In 2000, Ural was bought by its current owner, Ilya Khait. He set about on the unenviable task of modernizing the company and making it profitable in the 21st century. Now, most of Ural's 1,200-unit annual production is shipped to America and its bikes come equipped with modern components like Brembo brake calipers and even fuel-injection.
The Sochi Opening Ceremony came as a surprise to Khait. Back in October, the Games' organizers called up and paid sticker price for 20 of the machines, but wouldn't disclose how they would be used. Security? VIP transportation? Chasing stray dogs? It wasn't until he turned on his computer this morning that Khait saw them in the ceremony.

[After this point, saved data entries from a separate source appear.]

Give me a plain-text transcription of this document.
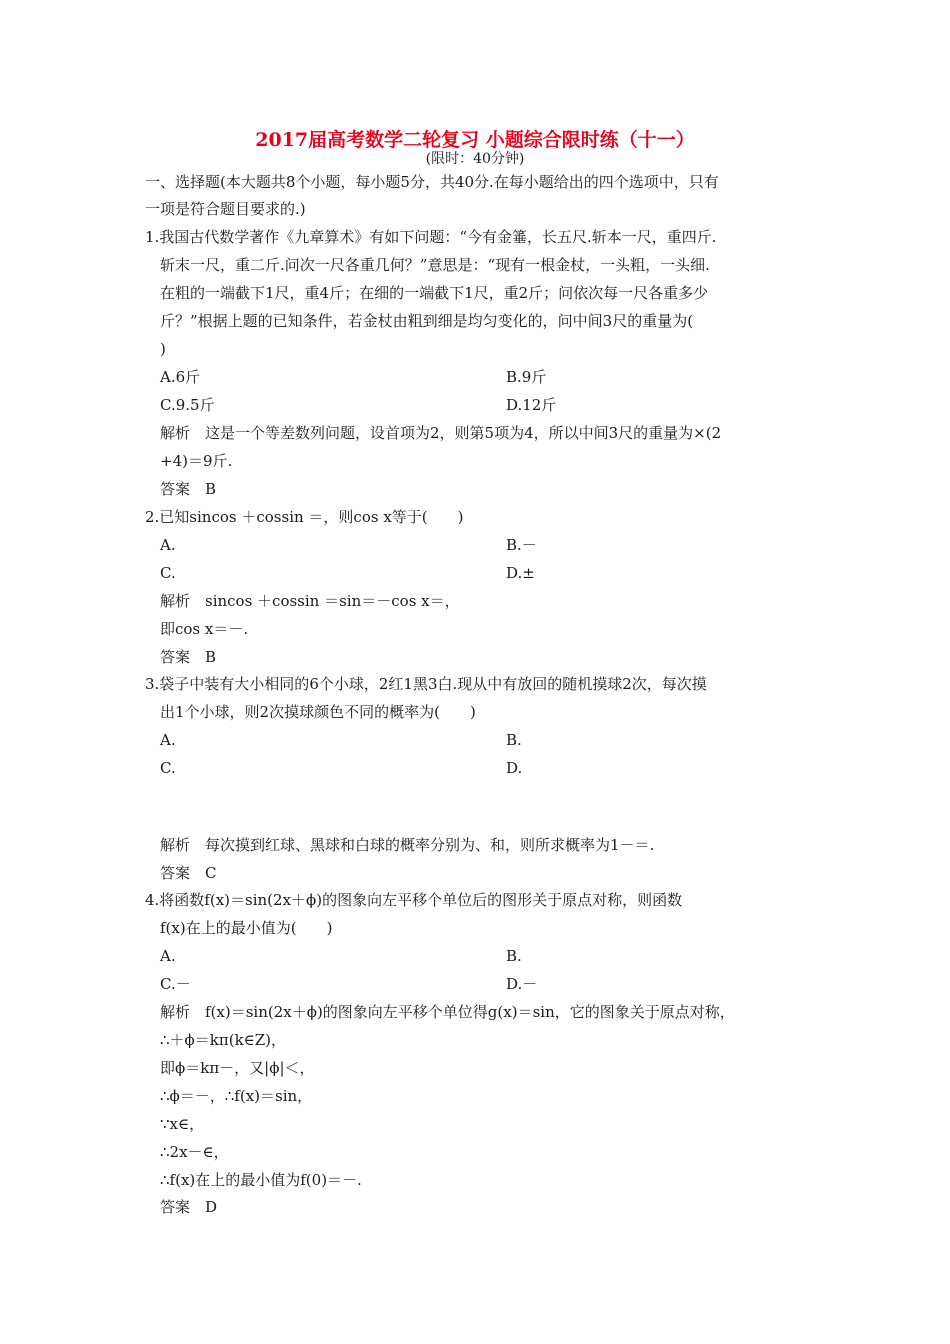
2017届高考数学二轮复习 小题综合限时练（十一）
(限时：40分钟)
一、选择题(本大题共8个小题，每小题5分，共40分.在每小题给出的四个选项中，只有
一项是符合题目要求的.)
1.我国古代数学著作《九章算术》有如下问题：“今有金箠，长五尺.斩本一尺，重四斤.
斩末一尺，重二斤.问次一尺各重几何？”意思是：“现有一根金杖，一头粗，一头细.
在粗的一端截下1尺，重4斤；在细的一端截下1尺，重2斤；问依次每一尺各重多少
斤？”根据上题的已知条件，若金杖由粗到细是均匀变化的，问中间3尺的重量为(
)
A.6斤	B.9斤
C.9.5斤	D.12斤
解析　这是一个等差数列问题，设首项为2，则第5项为4，所以中间3尺的重量为×(2
+4)＝9斤.
答案　B
2.已知sincos ＋cossin ＝，则cos x等于(　　)
A.	B.－
C.	D.±
解析　sincos ＋cossin ＝sin＝－cos x＝，
即cos x＝－.
答案　B
3.袋子中装有大小相同的6个小球，2红1黑3白.现从中有放回的随机摸球2次，每次摸
出1个小球，则2次摸球颜色不同的概率为(　　)
A.	B.
C.	D.
解析　每次摸到红球、黑球和白球的概率分别为、和，则所求概率为1－＝.
答案　C
4.将函数f(x)＝sin(2x＋ϕ)的图象向左平移个单位后的图形关于原点对称，则函数
f(x)在上的最小值为(　　)
A.	B.
C.－	D.－
解析　f(x)＝sin(2x＋ϕ)的图象向左平移个单位得g(x)＝sin，它的图象关于原点对称，
∴＋ϕ＝kπ(k∈Z)，
即ϕ＝kπ－，又|ϕ|＜，
∴ϕ＝－，∴f(x)＝sin，
∵x∈，
∴2x－∈，
∴f(x)在上的最小值为f(0)＝－.
答案　D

"You've been to the factory yourself, and you should have got an idea of how difficult it was to save this company and the Ural brand," Khait told us. "But, when you see your bikes in the event like this you realize you're not just some motorcycle manufacturer, but a part of the history and the heritage of the huge country and it gives you more reasons to keep going. To be seen by three billion people all over the world? That's one hell of a product placement. I feel very proud."